I saw a beautiful result in Wikipedia which was proved by Euler; but I do not know how it can be proved:
$$\pi =1 + \frac{1}{2} + \frac{1}{3} + \frac{1}{4} - \frac{1}{5} + \frac{1}{6} + \frac{1}{7} + \frac{1}{8} + \frac{1}{9} - \frac{1}{10} + \frac{1}{11} + \frac{1}{12} - \frac{1}{13} + \cdots $$
After the first two terms, the signs are determined as follows: If the denominator is a prime of the form $4m - 1$, the sign is positive; if the denominator is a prime of the form $4m + 1$, the sign is negative; for composite numbers, the sign equals the product of the signs of its factors.
There is reference in this Wikipedia page to Carl B. Boyer's A History of Mathematics, Chapter 21., p. 488-489. I found the book on the internet but there is no proof in the book.

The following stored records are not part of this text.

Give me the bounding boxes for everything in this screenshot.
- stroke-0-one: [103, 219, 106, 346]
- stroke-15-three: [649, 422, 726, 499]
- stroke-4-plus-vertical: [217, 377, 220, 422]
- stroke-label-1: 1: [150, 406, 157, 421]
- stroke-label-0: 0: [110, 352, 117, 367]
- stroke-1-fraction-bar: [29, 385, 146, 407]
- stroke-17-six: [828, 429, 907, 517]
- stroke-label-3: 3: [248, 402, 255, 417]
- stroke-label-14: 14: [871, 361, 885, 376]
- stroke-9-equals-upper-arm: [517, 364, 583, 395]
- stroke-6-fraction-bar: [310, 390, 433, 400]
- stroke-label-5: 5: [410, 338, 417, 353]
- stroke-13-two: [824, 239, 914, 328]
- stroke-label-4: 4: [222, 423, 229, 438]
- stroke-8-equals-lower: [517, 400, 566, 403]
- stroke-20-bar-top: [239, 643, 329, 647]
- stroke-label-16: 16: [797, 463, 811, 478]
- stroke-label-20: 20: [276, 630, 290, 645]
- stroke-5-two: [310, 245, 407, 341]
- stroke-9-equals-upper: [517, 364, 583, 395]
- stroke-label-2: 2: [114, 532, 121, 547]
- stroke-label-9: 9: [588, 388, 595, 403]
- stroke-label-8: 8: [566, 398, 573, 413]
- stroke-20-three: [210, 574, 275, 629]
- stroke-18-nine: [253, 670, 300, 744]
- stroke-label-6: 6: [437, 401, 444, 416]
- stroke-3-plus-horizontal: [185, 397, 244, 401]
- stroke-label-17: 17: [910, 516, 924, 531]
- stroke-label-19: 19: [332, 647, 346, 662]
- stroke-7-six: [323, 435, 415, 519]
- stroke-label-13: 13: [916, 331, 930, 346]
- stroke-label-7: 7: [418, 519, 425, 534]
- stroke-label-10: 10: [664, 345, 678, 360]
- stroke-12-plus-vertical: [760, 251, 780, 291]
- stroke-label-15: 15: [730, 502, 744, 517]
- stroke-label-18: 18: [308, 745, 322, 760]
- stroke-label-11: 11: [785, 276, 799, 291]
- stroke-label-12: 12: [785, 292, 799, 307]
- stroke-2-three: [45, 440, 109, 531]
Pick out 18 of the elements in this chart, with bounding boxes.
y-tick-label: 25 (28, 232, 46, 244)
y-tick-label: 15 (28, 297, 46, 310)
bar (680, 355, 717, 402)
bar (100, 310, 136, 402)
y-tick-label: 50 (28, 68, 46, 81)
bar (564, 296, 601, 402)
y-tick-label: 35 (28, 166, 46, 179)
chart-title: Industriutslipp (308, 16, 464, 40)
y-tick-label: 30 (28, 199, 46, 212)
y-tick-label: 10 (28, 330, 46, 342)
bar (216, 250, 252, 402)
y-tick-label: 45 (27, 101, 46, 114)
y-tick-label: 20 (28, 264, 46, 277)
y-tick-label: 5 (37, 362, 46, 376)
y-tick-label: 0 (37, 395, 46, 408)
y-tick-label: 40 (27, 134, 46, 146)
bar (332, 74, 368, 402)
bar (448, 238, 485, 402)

Thanks a lot for your help.
We want to compute $$S=\sum_{m=1}^{\infty}\frac{(-1)^{s(m)}}{m},$$ where $s(m)$ counts the number of appearances of primes of the form $4k+1$ in the prime decomposition of $m$. Note that $$S=\sum_{n=0}^{\infty}\frac{(-1)^{s(2n+1)}}{2n+1}+\frac{S}{2}\quad\Longrightarrow \quad \frac{S}{2}=\sum_{n=0}^{\infty}\frac{(-1)^{s(2n+1)}}{2n+1}.\tag{1}$$
But the latter sum can be written as $$\sum_{n=0}^{\infty}\frac{(-1)^{s(2n+1)}}{2n+1}=\prod_{k=2}^{\infty}\left(1+\dfrac{(-1)^{\frac{p_{{k}}-1}{2}}}{p_{k}} \right )^{-1},\tag{2}$$ where the product on the right is taken over odd primes. To show the equality, expand each factor on the right into geometric series and multiply them. Further, as shown by answers to this question, this product is equal to $\pi/2$. Being combined with (1), this gives $S=\pi$.